La recomposition que connait actuellement la scène politique tunisienne à la lumière des nouvelles sphères d'influence et des nouveaux arrangements voit l'absence d'un acteur qui pourrait pourtant avoir un rôle, la gauche tunisienne. La situation est telle que l'on peut affirmer que la gauche tunisienne n'existe pas aujourd'hui, qu'il n'y a pas d'alternative de gauche proposée à une société qui, pourtant, voue une certaine sympathie à ce courant de pensée. L'électeur se trouve aujourd'hui confronté à des choix de droite pure. Il existe une droite religieuse incarnée par Ennahdha qui reste inflexible sur plusieurs points, particulièrement concernant les évolutions sociales, malgré tous les efforts dépensés en communication et en lissage d'image. Il y a également une droite conservatrice bourgeoise incarnée par ce qu'était Nidaa Tounes à un certain moment, puisque aujourd'hui il n'incarne plus rien. Et puis il y a la droite décomplexée composée de partis tels que Afek Tounes, Al Badil Ettounsi et autres.
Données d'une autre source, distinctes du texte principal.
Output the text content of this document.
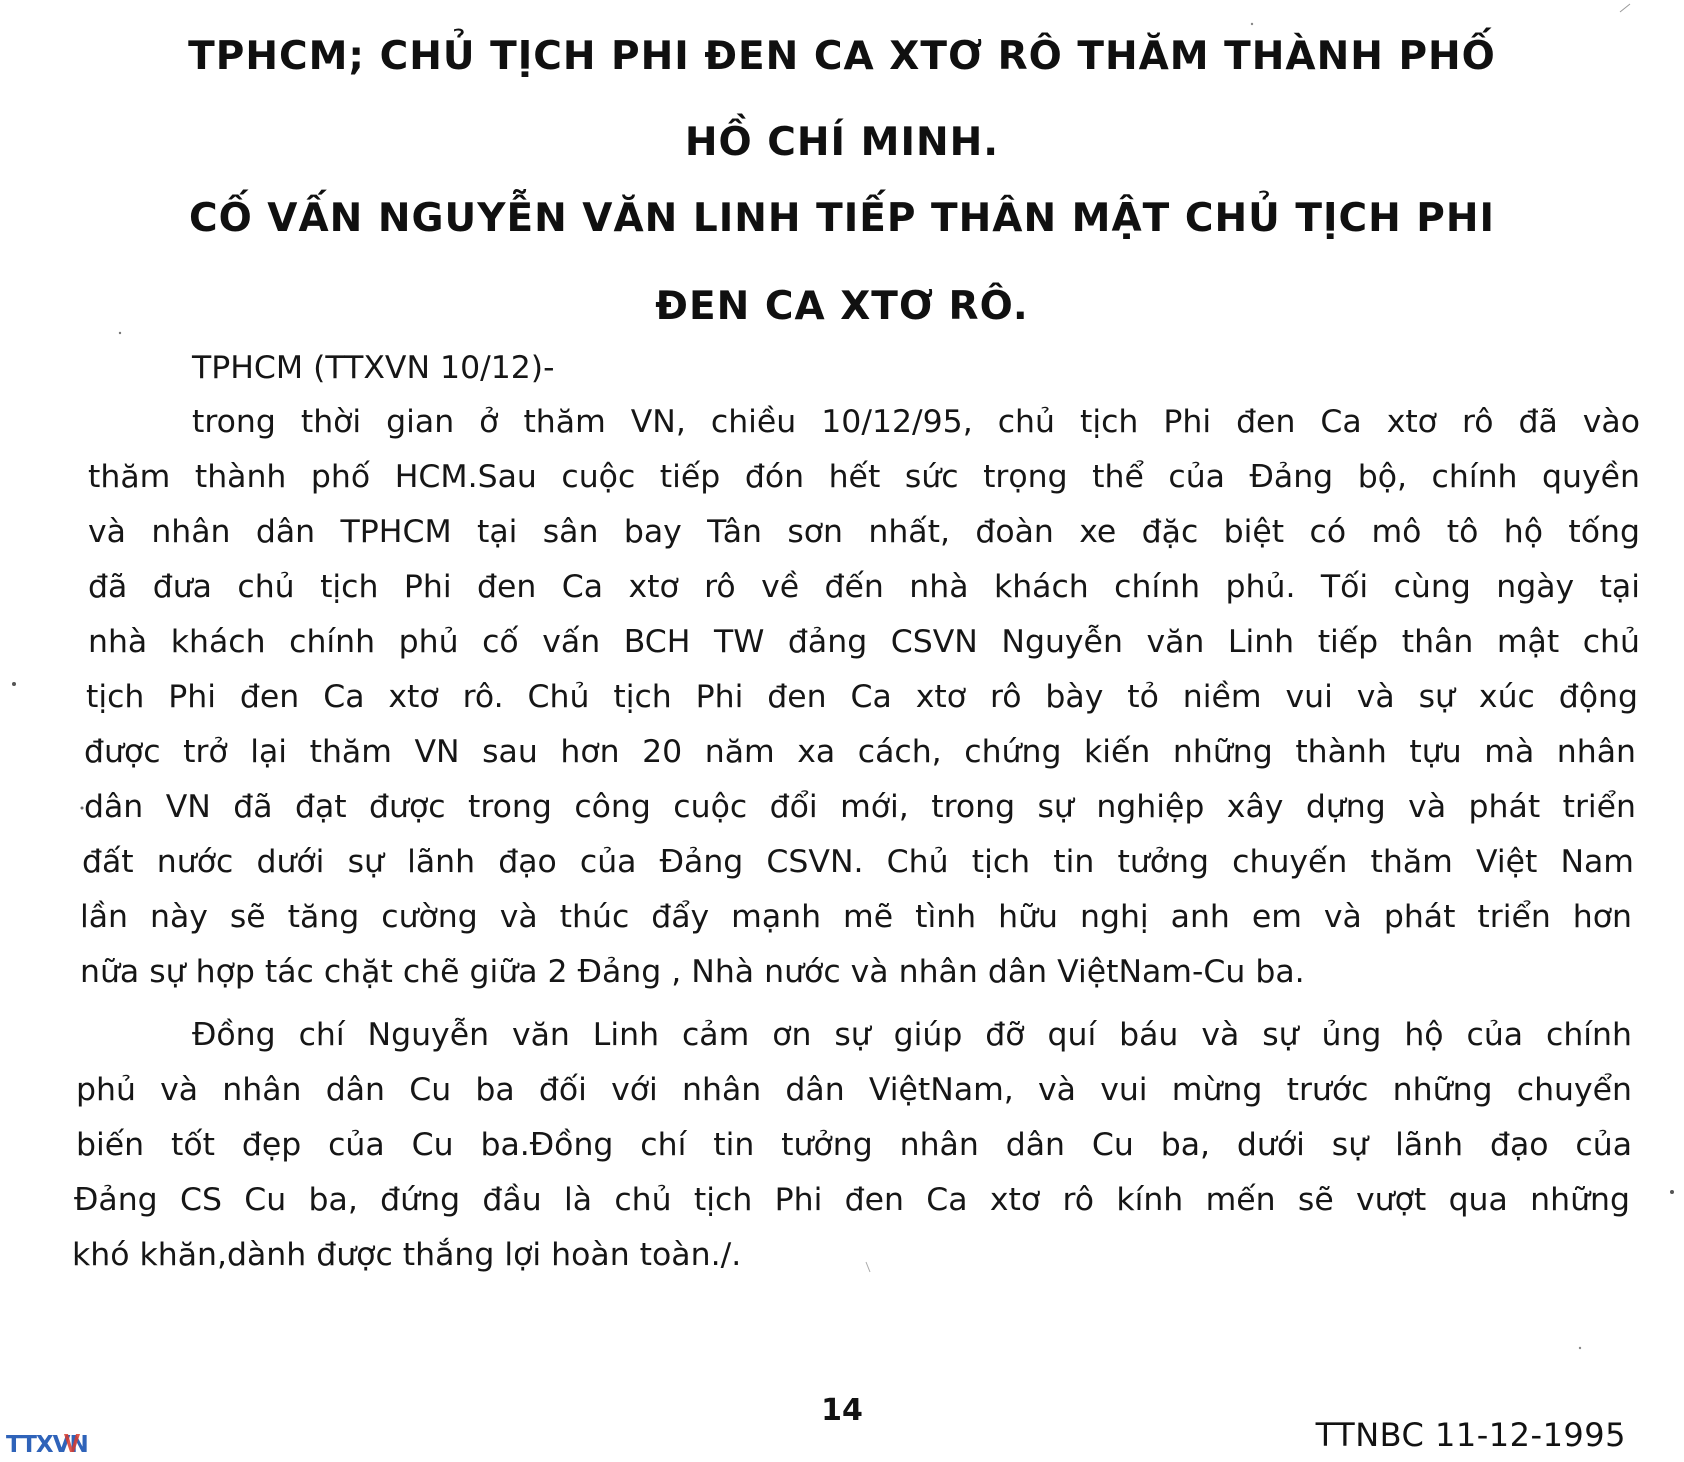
TPHCM; CHỦ TỊCH PHI ĐEN CA XTƠ RÔ THĂM THÀNH PHỐ
HỒ CHÍ MINH.
CỐ VẤN NGUYỄN VĂN LINH TIẾP THÂN MẬT CHỦ TỊCH PHI
ĐEN CA XTƠ RÔ.
TPHCM (TTXVN 10/12)-
trong thời gian ở thăm VN, chiều 10/12/95, chủ tịch Phi đen Ca xtơ rô đã vào
thăm thành phố HCM.Sau cuộc tiếp đón hết sức trọng thể của Đảng bộ, chính quyền
và nhân dân TPHCM tại sân bay Tân sơn nhất, đoàn xe đặc biệt có mô tô hộ tống
đã đưa chủ tịch Phi đen Ca xtơ rô về đến nhà khách chính phủ. Tối cùng ngày tại
nhà khách chính phủ cố vấn BCH TW đảng CSVN Nguyễn văn Linh tiếp thân mật chủ
tịch Phi đen Ca xtơ rô. Chủ tịch Phi đen Ca xtơ rô bày tỏ niềm vui và sự xúc động
được trở lại thăm VN sau hơn 20 năm xa cách, chứng kiến những thành tựu mà nhân
dân VN đã đạt được trong công cuộc đổi mới, trong sự nghiệp xây dựng và phát triển
đất nước dưới sự lãnh đạo của Đảng CSVN. Chủ tịch tin tưởng chuyến thăm Việt Nam
lần này sẽ tăng cường và thúc đẩy mạnh mẽ tình hữu nghị anh em và phát triển hơn
nữa sự hợp tác chặt chẽ giữa 2 Đảng , Nhà nước và nhân dân ViệtNam-Cu ba.
Đồng chí Nguyễn văn Linh cảm ơn sự giúp đỡ quí báu và sự ủng hộ của chính
phủ và nhân dân Cu ba đối với nhân dân ViệtNam, và vui mừng trước những chuyển
biến tốt đẹp của Cu ba.Đồng chí tin tưởng nhân dân Cu ba, dưới sự lãnh đạo của
Đảng CS Cu ba, đứng đầu là chủ tịch Phi đen Ca xtơ rô kính mến sẽ vượt qua những
khó khăn,dành được thắng lợi hoàn toàn./.
14
TTNBC 11-12-1995
TTXVN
Ils ont au moins le mérite de dire ouvertement que ce sont des partis de droite, mais encore faut-il creuser derrière la phrase creuse de « partis centristes modérés démocratiques progressistes ».
Mais si l'on se tourne à gauche c'est le vide. Il n'existe pas de gauche proposant une réelle alternative mûre pour le pouvoir, il n'y a pas de réelle offre politique de gauche sociale. Ceci n'empêche pas qu'il existe des partis de gauche évidemment. Le Front populaire, contrairement aux autres, bénéficie d'une profondeur régionale qui lui a permis, historiquement, de coller à tous les mouvements sociaux d'avant révolution. Il bénéficie également de l'aura de ses leaders avec à leur tête le martyr Chokri Belaïd entre autres. Mais il s'agit d'un parti, ou plutôt d'une coalition de partis, qui a du mal à se réinventer et qui se complait dans le rôle d'opposant. De toutes manières, c'est ce que ses leaders historiques ont toujours fait. Il existe également un problème profond d'innovation et de renouvellement des têtes de pont. Hamma Hammami l'avoue lui-même. Quoi qu'il en soit, malgré le crédit historique de leaders dont l'intégrité est hors de cause, le Front populaire n'a jamais pu se hisser au rang d'alternative crédible au pouvoir. Il est certain que les envolées lyriques de mauvais goût d'un Ammar Amroussia n'aideront pas à restaurer l'image du Front.
Il y a aussi Al Massar qui a superbement réussi à gâcher le crédit historique du parti Attajdid, vrai père de la gauche tunisienne. Le parti se retrouvait handicapé par des luttes intestines impliquant notamment son secrétaire général et unique représentant au gouvernement, Samir Taïeb. Par ailleurs, Al Massar n'a jamais pu donner l'image d'une alternative au pouvoir et est resté enfermé dans le confort de certains cercles bienpensants qui se réclament de gauche et votent Nidaa Tounes. Par conséquent, Al Massar se retrouve isolé et prend le chemin de partis comme Ettakatol qui ont disparu de la scène politique tunisienne. Conscient de ce vide sidéral, Abid Briki s'est proposé d'être l'initiateur d'un projet politique de gauche. Une gauche qui, selon ses propos, rassemblerait les sensibilités qui existent et qui ne se retrouvent dans aucun parti. Toutefois, il ne s'agit pas de la première tentative de rassemblement de la gauche tunisienne. Des tentatives qui ont toutes échoué, se heurtant très vite au problème d'égo des dirigeants de ce courant dans notre pays. Abid Briki a au moins le mérite de dire qu'il partirait le premier si cela pouvait faciliter les choses. Mais bon…
Au-delà de la crise de confiance que les Tunisiens nourrissent tous les jours par rapport à leur classe politique, la pauvreté de l'offre peut également être l'une des raisons expliquant le faible intérêt à la chose publique. Il est vrai que la gauche tunisienne souffre d'être enfermée dans une caricature ridicule peinte par ses adversaires. Toutefois, elle n'a rien fait de notable pour effacer cette caricature et mûrir suffisamment pour devenir, aux yeux de l'opinion publique, une alternative crédible. Comme un malheur ne vient jamais seul, la majorité des leaders de gauche sont sourds à ce genre de discours et préfèrent, tour à tour, rester dans le rôle de la victime ou du donneur de leçons. C'est bien dommage pour l'historique de la gauche tunisienne, c'est bien dommage pour la Tunisie.